The “Godfather” of the Kremlin, as Paul Klebnikov branded him in a book which eventually claimed his life, Boris Berezovsky was the personification of oligarchy in its most ugly form. He played the role of grey cardinal near president Yeltsyn in the 1990s, securing super profits for his business empire and trying to manipulate political process in Russia. He even reportedly “approved” the candidacy of Vladimir Putin as Yeltsyn’s successor back in 1999, being sure that he and his people would be able to curb and control the neophyte politician.
However, as Oriental Review notes, the cold shower came soon. Three weeks after the first Putin’s inauguration, the Berezovsky-controlled media launched a powerful campaign to oppose president’s plans to reform the federal system of Russia, depriving Berezovsky and other tycoons of the tools to manupulate regional authorities. Those were the first maneuvers in a political war which lasted for more than 12 years. Berezovsky was firmly and consistently pressed out of all institutional positions in Russia, a number of legal cases for power abuse, financial fraud and other crimes were opened against him. At the end of 2000 he left Russia for good, settled in London and started his vigorous, costly, but generally futile efforts to oust Putin and recover influence on Kremlin.

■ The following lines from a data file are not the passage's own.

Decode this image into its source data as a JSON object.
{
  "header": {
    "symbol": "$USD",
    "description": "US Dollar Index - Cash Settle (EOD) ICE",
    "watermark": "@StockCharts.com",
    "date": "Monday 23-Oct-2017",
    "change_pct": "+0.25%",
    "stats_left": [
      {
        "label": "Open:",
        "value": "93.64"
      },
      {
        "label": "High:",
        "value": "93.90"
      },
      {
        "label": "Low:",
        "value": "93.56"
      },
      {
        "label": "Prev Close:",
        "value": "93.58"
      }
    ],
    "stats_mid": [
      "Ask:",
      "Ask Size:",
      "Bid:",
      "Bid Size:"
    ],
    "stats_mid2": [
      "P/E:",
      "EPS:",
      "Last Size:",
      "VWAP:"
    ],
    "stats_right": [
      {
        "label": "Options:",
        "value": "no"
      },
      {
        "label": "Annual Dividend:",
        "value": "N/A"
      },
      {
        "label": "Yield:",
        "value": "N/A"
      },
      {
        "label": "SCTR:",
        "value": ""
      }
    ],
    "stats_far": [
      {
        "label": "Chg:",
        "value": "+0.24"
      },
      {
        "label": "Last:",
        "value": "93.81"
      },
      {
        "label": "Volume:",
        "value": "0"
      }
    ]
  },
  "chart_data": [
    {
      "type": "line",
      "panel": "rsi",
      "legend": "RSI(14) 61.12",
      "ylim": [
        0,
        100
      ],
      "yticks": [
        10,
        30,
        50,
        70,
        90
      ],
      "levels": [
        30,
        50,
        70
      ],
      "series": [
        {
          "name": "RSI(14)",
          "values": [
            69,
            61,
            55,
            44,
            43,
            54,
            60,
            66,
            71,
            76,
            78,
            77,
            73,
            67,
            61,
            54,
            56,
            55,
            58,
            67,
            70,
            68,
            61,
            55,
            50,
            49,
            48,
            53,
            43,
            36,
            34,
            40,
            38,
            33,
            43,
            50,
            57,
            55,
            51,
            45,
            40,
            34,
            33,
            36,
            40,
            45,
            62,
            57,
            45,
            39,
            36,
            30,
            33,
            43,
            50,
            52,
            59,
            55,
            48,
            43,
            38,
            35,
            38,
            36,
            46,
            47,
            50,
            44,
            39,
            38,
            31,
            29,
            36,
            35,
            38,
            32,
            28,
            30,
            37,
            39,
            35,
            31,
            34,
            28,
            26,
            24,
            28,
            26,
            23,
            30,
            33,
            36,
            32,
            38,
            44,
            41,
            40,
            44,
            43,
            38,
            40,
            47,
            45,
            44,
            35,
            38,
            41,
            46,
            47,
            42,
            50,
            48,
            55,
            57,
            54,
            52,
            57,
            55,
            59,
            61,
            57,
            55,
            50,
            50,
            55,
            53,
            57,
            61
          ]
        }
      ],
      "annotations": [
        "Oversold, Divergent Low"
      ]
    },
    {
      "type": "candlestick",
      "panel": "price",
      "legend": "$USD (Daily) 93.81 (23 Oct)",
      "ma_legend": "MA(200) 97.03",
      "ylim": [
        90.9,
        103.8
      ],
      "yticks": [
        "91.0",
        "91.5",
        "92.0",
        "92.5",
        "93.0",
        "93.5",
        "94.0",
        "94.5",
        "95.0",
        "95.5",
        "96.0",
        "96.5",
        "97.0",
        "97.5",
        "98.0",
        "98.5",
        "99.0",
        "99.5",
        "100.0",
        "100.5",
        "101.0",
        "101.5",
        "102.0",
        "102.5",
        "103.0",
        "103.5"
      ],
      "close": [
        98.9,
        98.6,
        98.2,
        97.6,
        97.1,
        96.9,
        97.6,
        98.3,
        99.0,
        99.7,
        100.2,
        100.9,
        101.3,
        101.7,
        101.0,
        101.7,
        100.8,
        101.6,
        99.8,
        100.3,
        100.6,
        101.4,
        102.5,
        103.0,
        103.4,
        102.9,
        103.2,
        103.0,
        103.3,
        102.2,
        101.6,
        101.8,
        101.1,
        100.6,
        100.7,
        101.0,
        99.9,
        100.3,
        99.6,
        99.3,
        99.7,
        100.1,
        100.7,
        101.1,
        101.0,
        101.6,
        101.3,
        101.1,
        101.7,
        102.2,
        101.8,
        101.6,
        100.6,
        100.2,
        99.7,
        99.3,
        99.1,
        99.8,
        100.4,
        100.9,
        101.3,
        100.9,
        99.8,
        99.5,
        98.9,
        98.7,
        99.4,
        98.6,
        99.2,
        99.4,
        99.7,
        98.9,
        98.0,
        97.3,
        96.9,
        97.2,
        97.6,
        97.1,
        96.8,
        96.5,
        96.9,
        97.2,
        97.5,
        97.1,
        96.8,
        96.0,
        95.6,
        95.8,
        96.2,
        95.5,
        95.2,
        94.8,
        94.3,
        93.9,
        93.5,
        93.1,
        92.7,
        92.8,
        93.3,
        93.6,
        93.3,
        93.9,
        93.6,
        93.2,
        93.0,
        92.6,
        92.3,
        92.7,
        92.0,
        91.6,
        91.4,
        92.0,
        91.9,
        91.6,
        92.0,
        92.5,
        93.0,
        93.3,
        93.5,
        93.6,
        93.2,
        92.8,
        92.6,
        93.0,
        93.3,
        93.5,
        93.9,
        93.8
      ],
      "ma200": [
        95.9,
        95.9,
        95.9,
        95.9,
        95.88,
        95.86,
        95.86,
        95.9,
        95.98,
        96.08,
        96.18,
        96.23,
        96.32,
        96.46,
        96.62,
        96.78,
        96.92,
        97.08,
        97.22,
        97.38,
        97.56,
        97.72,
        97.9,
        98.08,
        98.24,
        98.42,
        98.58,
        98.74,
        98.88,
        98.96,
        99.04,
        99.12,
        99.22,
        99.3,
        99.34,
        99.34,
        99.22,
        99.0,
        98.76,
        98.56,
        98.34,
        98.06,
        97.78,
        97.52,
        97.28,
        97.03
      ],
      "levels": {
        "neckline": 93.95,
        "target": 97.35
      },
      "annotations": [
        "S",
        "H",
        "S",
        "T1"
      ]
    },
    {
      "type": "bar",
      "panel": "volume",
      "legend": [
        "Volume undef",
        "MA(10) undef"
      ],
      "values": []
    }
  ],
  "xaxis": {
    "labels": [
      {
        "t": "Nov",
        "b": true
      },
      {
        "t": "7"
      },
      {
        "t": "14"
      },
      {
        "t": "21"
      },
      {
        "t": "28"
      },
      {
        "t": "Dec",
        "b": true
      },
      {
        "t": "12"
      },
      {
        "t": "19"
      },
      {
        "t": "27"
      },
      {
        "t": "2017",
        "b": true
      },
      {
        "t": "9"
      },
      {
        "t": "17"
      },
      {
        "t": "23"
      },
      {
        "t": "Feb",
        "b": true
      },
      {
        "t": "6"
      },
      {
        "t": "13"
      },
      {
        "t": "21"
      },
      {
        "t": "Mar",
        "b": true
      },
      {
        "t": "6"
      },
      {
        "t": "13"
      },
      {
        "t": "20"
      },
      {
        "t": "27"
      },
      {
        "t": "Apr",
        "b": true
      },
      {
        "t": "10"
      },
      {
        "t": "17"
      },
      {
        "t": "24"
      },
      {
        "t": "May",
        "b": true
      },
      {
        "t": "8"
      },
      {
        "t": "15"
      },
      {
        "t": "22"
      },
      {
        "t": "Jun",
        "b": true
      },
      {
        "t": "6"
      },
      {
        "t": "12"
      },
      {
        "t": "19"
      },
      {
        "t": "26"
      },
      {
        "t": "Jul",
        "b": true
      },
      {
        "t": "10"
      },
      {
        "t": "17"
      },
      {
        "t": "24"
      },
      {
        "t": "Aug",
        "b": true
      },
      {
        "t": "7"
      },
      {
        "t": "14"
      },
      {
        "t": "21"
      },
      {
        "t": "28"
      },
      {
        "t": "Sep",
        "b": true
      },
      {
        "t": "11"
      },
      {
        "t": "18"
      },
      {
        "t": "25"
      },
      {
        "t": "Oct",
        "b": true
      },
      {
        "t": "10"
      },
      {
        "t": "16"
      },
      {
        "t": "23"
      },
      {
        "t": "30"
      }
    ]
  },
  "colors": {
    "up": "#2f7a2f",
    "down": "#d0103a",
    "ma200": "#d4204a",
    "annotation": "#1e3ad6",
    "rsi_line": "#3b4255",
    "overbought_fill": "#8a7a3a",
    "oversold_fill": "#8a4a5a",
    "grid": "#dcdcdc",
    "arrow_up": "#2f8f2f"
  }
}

By September 2012, when Vladimir Putin was elected for his third term and Berezovsky lost the case against his business rival Roman Abramovich in London’s high court, he surrended. He wrote two repentful private letters to president Putin asking for forgiveness and permission to return to Russia without being put under custody. He certainly did not receive any formal reply from the Russian president, but perhaps by March 2013 he received some kind of other positive signals from Moscow.
According to witnesses, he was full of life and optimism and plans for the future the very day March 23, 2013 when he was found dead in a bathroom of his Ascot’s house, shortly after a European “bail in” of Cypriot banks drained billions in Russian deposits kept with the country’s then insolvent banks.
The official investigation concluded that it was “an act of suicide” failing to provide any supportive evidence. Most likely he was about to leave Britain for good with his fiancé Katerina Sabirova (she had paid e-tickets way to Israel for March 25, 2013), so the MI6 spymasters supervising “project Berezovsky”, closely monitoring him and being aware of his intentions, could not afford let him go out of their reach.